"Col Cav senza se e senza ma". Al Senato la truppa dei lealisti

La ricerca di traditori nel Pdl a Palazzo Madama rischia di essere fallimentare per Letta. Il gruppo di Gal assicura fedeltà a Berlusconi. Retromarcia dei sospetti dissidenti del Sud

"Col Cav senza se e senza ma". Al Senato la truppa dei lealisti

Roma - Silvio Berlusconi su chi può contare in Parlamento? Chi è un «berlusconiano vero» quando persino Angelino Alfano dichiara di esserlo sì ma «diversamente»? Berlusconiano senza aggettivi appare Giancarlo Galan che su Twitter si rivolge ad Alfano: «C'eravamo già accorti in molti e da molto tempo che eri berlusconiano a stagioni alterne» e poi attacca Fabrizio Cicchitto invitandolo a dire chiaramente se è dentro o fuori Forza Italia. Critiche ad Alfano arrivano anche da Sandro Bondi. «L'amico Angelino sbaglia ad avallare l'ipotesi che abbia prevalso una linea estremista - chiarisce Bondi - la decisione delle dimissioni è stata presa all'unanimità».

E chi sono i fedelissimi pronti a sfiduciare Enrico Letta quando si presenterà alle Camere per la «conta»? La partita più delicata per un eventuale Letta bis si gioca a Palazzo Madama. E proprio il voto del Senato potrebbe riservare qualche amara sorpresa per l'attuale premier che punta anche ai voti, dieci in tutto, del gruppo Grandi Autonomie e Libertà. Proprio ieri il capogruppo Mario Ferrara si è schierato a sostegno di Berlusconi, subito seguito da Giovani Mauro e Giovanni Bilardi. «Siamo in continuo contatto con Gianfranco Miccichè (leader del Grande Sud) - dicono i senatori - Condividiamo le scelte di Berlusconi e ne sosterremo la linea politica». Meno 3 a sfavore di Letta.

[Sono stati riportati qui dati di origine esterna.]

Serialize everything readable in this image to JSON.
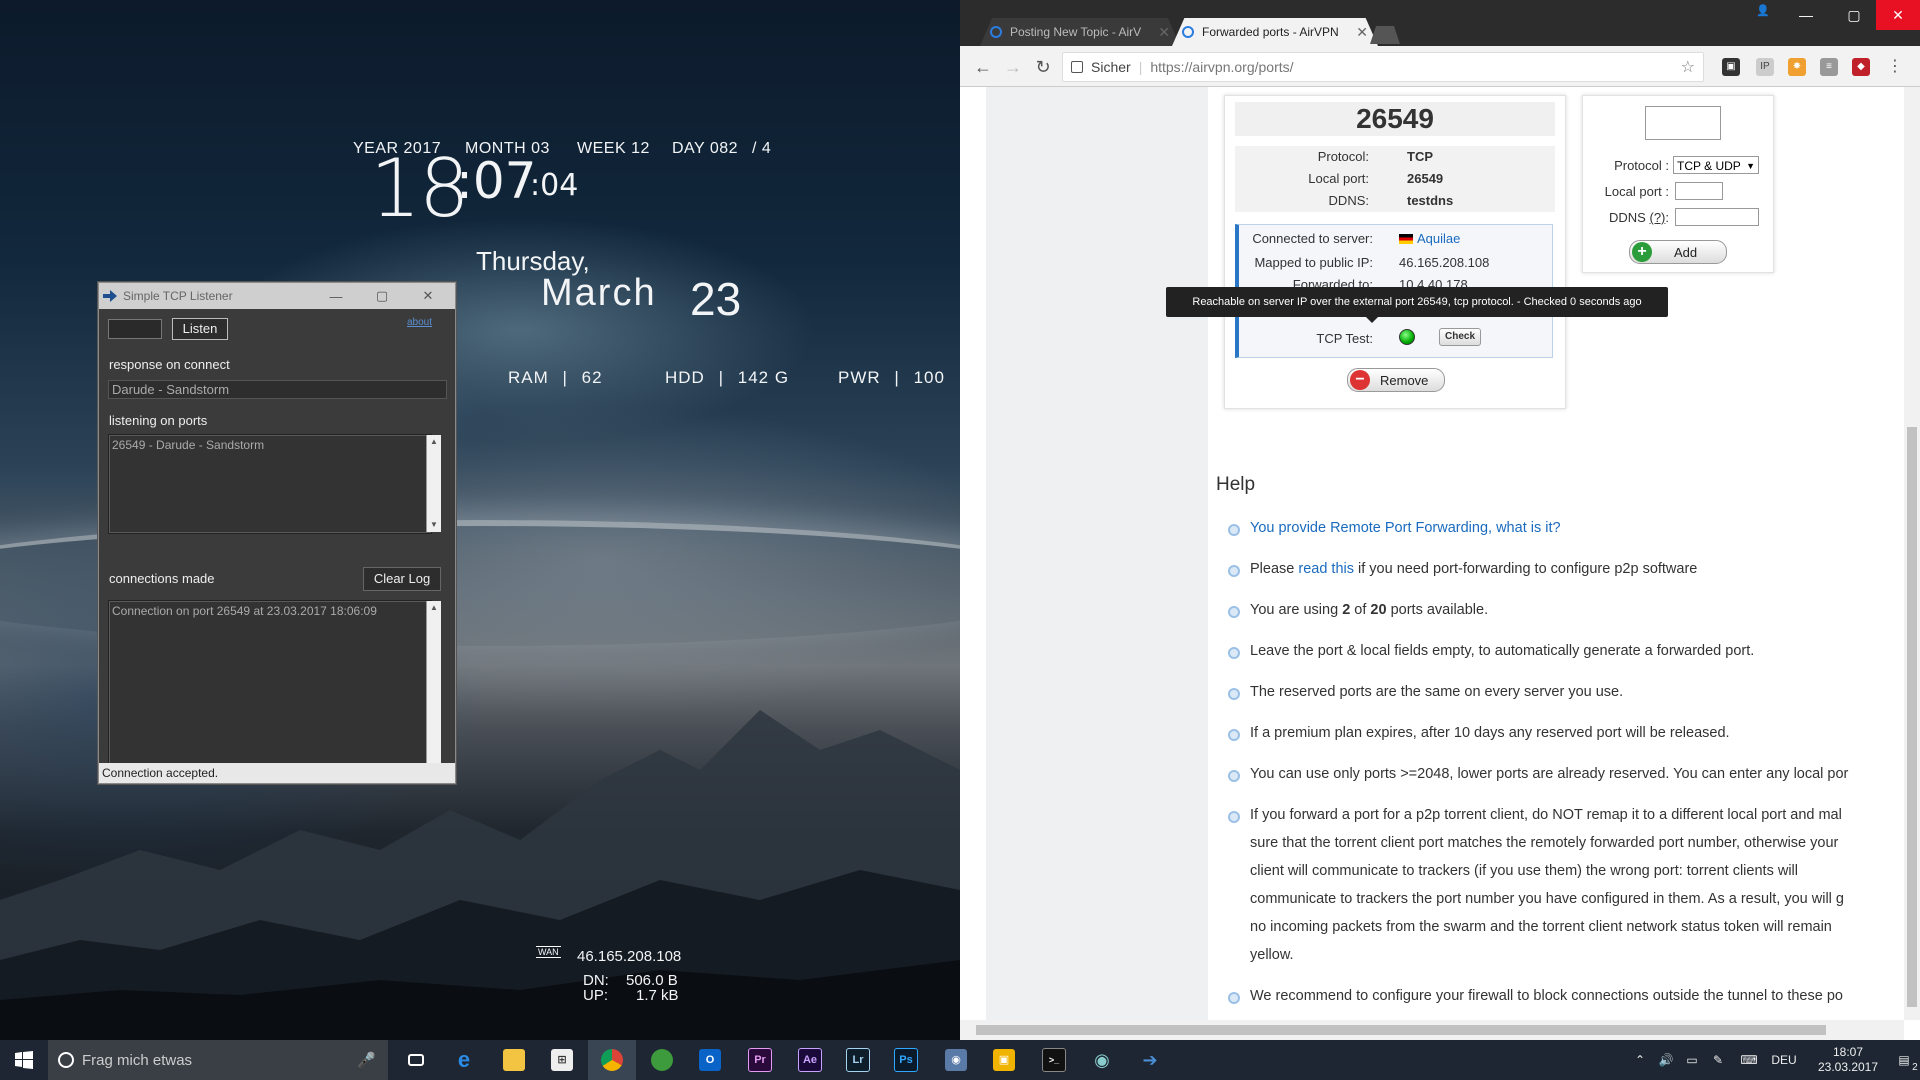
{
  "desktop": {
    "date_widget": {
      "year": "YEAR 2017",
      "month": "MONTH 03",
      "week": "WEEK 12",
      "day": "DAY 082",
      "day_suffix": "/ 4",
      "hour": "18",
      "minute": ":07",
      "second": ":04",
      "weekday": "Thursday,",
      "month_name": "March",
      "day_num": "23"
    },
    "stats": {
      "ram_label": "RAM",
      "ram_value": "62",
      "hdd_label": "HDD",
      "hdd_value": "142 G",
      "pwr_label": "PWR",
      "pwr_value": "100",
      "sep": "|"
    },
    "network": {
      "wan_label": "WAN",
      "ip": "46.165.208.108",
      "dn_label": "DN:",
      "dn_value": "506.0 B",
      "up_label": "UP:",
      "up_value": "1.7 kB"
    }
  },
  "tcp_window": {
    "title": "Simple TCP Listener",
    "listen_label": "Listen",
    "about_label": "about",
    "port_input_value": "",
    "response_label": "response on connect",
    "response_value": "Darude - Sandstorm",
    "ports_label": "listening on ports",
    "ports_list": [
      "26549 - Darude - Sandstorm"
    ],
    "connections_label": "connections made",
    "clear_log_label": "Clear Log",
    "connections_log": [
      "Connection on port 26549 at 23.03.2017 18:06:09"
    ],
    "status": "Connection accepted."
  },
  "browser": {
    "tabs": [
      {
        "label": "Posting New Topic - AirV",
        "active": false
      },
      {
        "label": "Forwarded ports - AirVPN",
        "active": true
      }
    ],
    "omnibox": {
      "secure_label": "Sicher",
      "url": "https://airvpn.org/ports/"
    },
    "port_card": {
      "port": "26549",
      "protocol_label": "Protocol:",
      "protocol_value": "TCP",
      "local_port_label": "Local port:",
      "local_port_value": "26549",
      "ddns_label": "DDNS:",
      "ddns_value": "testdns",
      "server_label": "Connected to server:",
      "server_value": "Aquilae",
      "mapped_label": "Mapped to public IP:",
      "mapped_value": "46.165.208.108",
      "forwarded_label": "Forwarded to:",
      "forwarded_value": "10.4.40.178",
      "tcp_test_label": "TCP Test:",
      "check_label": "Check",
      "tooltip": "Reachable on server IP over the external port 26549, tcp protocol. - Checked 0 seconds ago",
      "remove_label": "Remove"
    },
    "add_card": {
      "protocol_label": "Protocol :",
      "protocol_value": "TCP & UDP",
      "local_port_label": "Local port :",
      "ddns_label": "DDNS",
      "ddns_help": "(?)",
      "ddns_colon": ":",
      "add_label": "Add"
    },
    "help": {
      "title": "Help",
      "items": {
        "i1_link": "You provide Remote Port Forwarding, what is it?",
        "i2_pre": "Please ",
        "i2_link": "read this",
        "i2_post": " if you need port-forwarding to configure p2p software",
        "i3_pre": "You are using ",
        "i3_used": "2",
        "i3_mid": " of ",
        "i3_total": "20",
        "i3_post": " ports available.",
        "i4": "Leave the port & local fields empty, to automatically generate a forwarded port.",
        "i5": "The reserved ports are the same on every server you use.",
        "i6": "If a premium plan expires, after 10 days any reserved port will be released.",
        "i7": "You can use only ports >=2048, lower ports are already reserved. You can enter any local por",
        "i8_l1": "If you forward a port for a p2p torrent client, do NOT remap it to a different local port and mal",
        "i8_l2": "sure that the torrent client port matches the remotely forwarded port number, otherwise your",
        "i8_l3": "client will communicate to trackers (if you use them) the wrong port: torrent clients will",
        "i8_l4": "communicate to trackers the port number you have configured in them. As a result, you will g",
        "i8_l5": "no incoming packets from the swarm and the torrent client network status token will remain",
        "i8_l6": "yellow.",
        "i9": "We recommend to configure your firewall to block connections outside the tunnel to these po"
      }
    }
  },
  "taskbar": {
    "search_placeholder": "Frag mich etwas",
    "language": "DEU",
    "time": "18:07",
    "date": "23.03.2017",
    "notification_count": "2"
  }
}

Tanti i senatori Pdl che ribadiscono la loro lealtà, pronti a fare muro intorno al presidente come Donato Bruno che dice «sono al fianco di Berlusconi senza il minimo dubbio e ne condivido ogni decisione e scelta politica». Al suo fianco anche Francesco Nitto Palma che definisce il gruppo dei possibili dissidenti come «una sparuta pattuglia» mentre, assicura, tutti i campani sono compatti e non subiranno «il fascino delle sirene del Letta bis». In prima fila c'è Mara Carfagna che ieri a Napoli insieme a Nitto Palma e a centinaia di sostenitori azzurri ha festeggiato con due torte il compleanno di Berlusconi e la rinascita di Forza Italia. Tra loro anche il «sospetto dissidente» Ciro Falanga che ha voluto ribadire la sua fedeltà a Berlusconi con altri tre senatori Pdl: Vincenzo D'Anna, Pietro Langella e Antonio Milo. «Siamo al fianco del presidente di cui condividiamo in pieno la linea politica», affermano.

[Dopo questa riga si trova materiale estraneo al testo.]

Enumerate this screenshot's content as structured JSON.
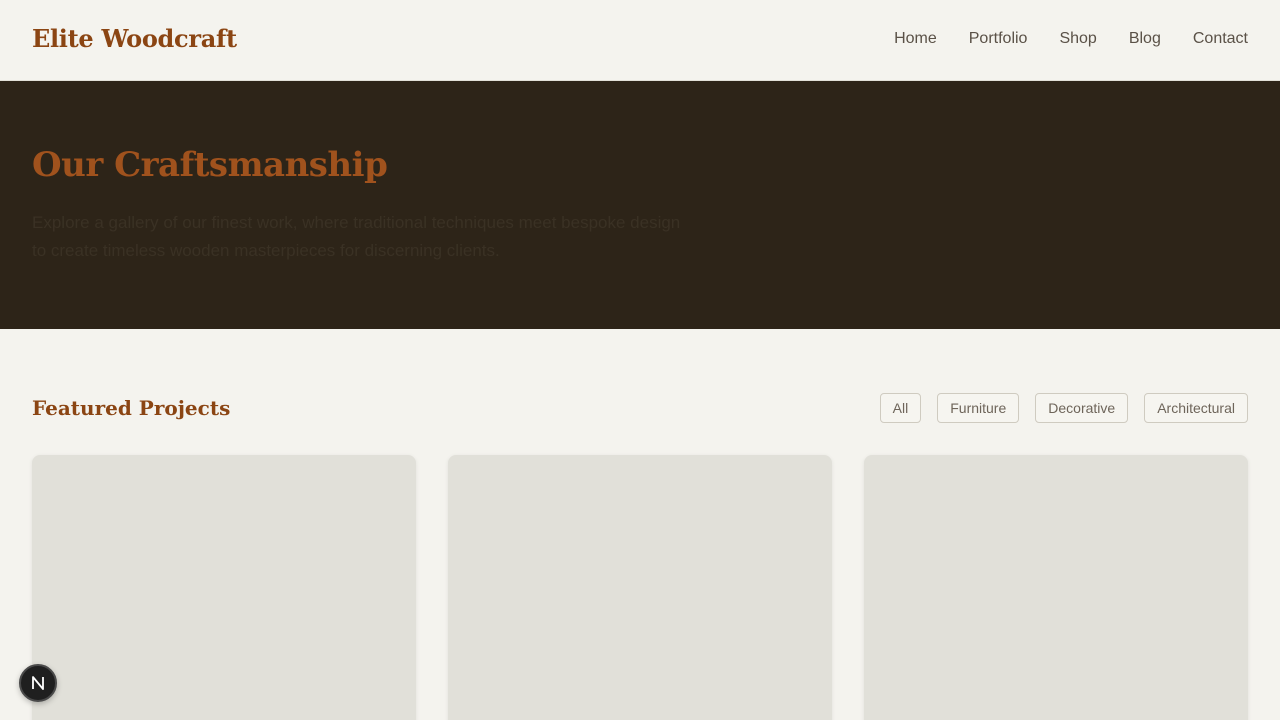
{
  "header": {
    "logo": "Elite Woodcraft",
    "nav": [
      {
        "label": "Home"
      },
      {
        "label": "Portfolio"
      },
      {
        "label": "Shop"
      },
      {
        "label": "Blog"
      },
      {
        "label": "Contact"
      }
    ]
  },
  "hero": {
    "title": "Our Craftsmanship",
    "text": "Explore a gallery of our finest work, where traditional techniques meet bespoke design to create timeless wooden masterpieces for discerning clients."
  },
  "featured": {
    "title": "Featured Projects",
    "filters": [
      {
        "label": "All"
      },
      {
        "label": "Furniture"
      },
      {
        "label": "Decorative"
      },
      {
        "label": "Architectural"
      }
    ]
  },
  "badge": {
    "icon": "n-logo-icon"
  },
  "colors": {
    "brand": "#8b4513",
    "hero_bg": "#2d2418",
    "page_bg": "#f4f3ee",
    "card_bg": "#e1e0d9"
  }
}
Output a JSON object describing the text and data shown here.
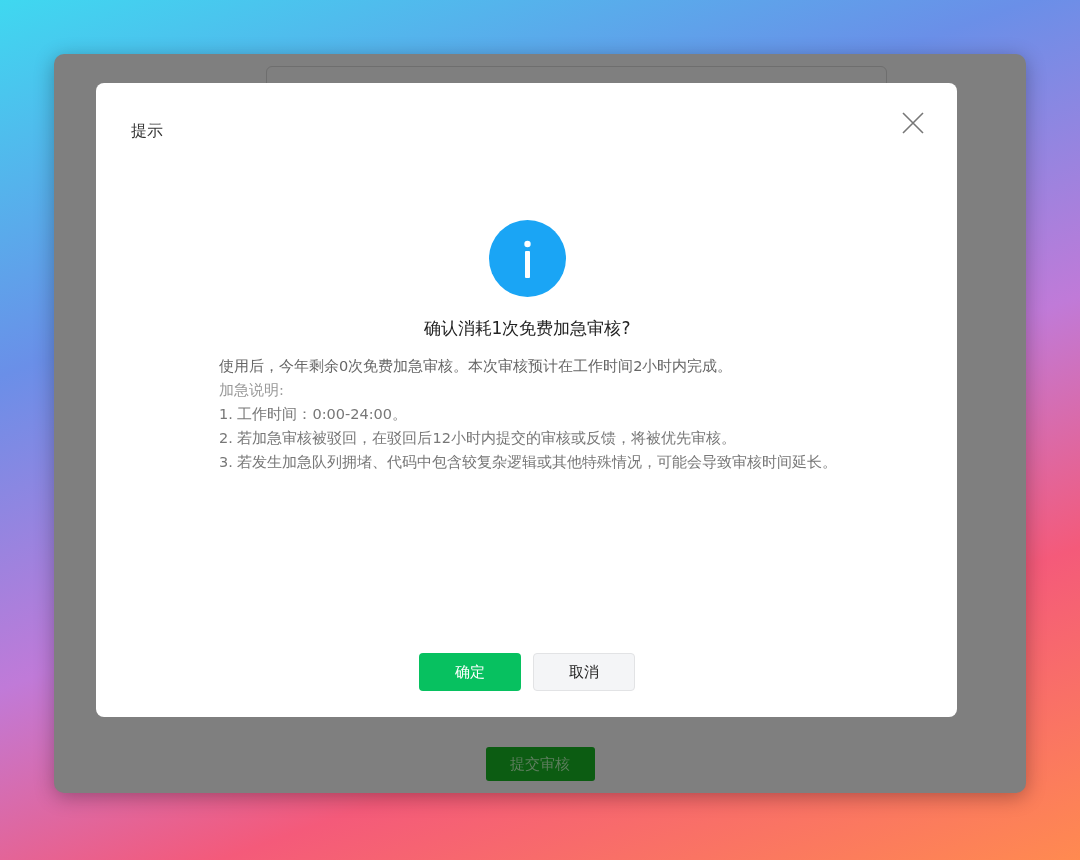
{
  "background_form": {
    "submit_button": {
      "label": "提交审核"
    }
  },
  "dialog": {
    "title": "提示",
    "heading": "确认消耗1次免费加急审核?",
    "message": "使用后，今年剩余0次免费加急审核。本次审核预计在工作时间2小时内完成。",
    "notes_title": "加急说明:",
    "notes": [
      "1. 工作时间：0:00-24:00。",
      "2. 若加急审核被驳回，在驳回后12小时内提交的审核或反馈，将被优先审核。",
      "3. 若发生加急队列拥堵、代码中包含较复杂逻辑或其他特殊情况，可能会导致审核时间延长。"
    ],
    "buttons": [
      {
        "label": "确定",
        "kind": "primary"
      },
      {
        "label": "取消",
        "kind": "secondary"
      }
    ]
  }
}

Crede fermamente nelle potenzialità di una nuova Forza Italia anche il vicepresidente del gruppo Pdl in Senato, Paolo Romani. «Non vi sono più le condizioni per le larghe intese - dice Romani - Siamo accanto a Berlusconi in questo difficile passaggio». Sostenitori convinti di Berlusconi restano pure Lucio Malan, Anna Bonfrisco e Anna Maria Bernini che rivendica la coerenza tenuta in questo frangente. «Forza Italia ha tenuto fede all'impegno preso con gli elettori, non aumentare le tasse», dice la Bernini.

Alla Camera sono in tanti con Berlusconi «senza se e senza ma e contro i suoi aguzzini», come dichiara Luca D'Alessandro. Daniele Capezzone, contrario «a micro-maggioranze improbabili e raccogliticcie», plaude alle scelte di Berlusconi. Gianfranco Rotondi difende il leader del centrodestra dagli attacchi del settimanale Famiglia Cristiana («Berlusconi ha perso ogni filo di dignità») mentre Stefania Prestigiacomo apprezza che Berlusconi si sia «sottratto ai ricatti della sinistra».
«Berlusconi è sempre stato il punto di riferimento dei moderati e continuerà ad esserlo - taglia corto Mariastella Gelmini - Rivolgo a tutti un appello alla massima unità».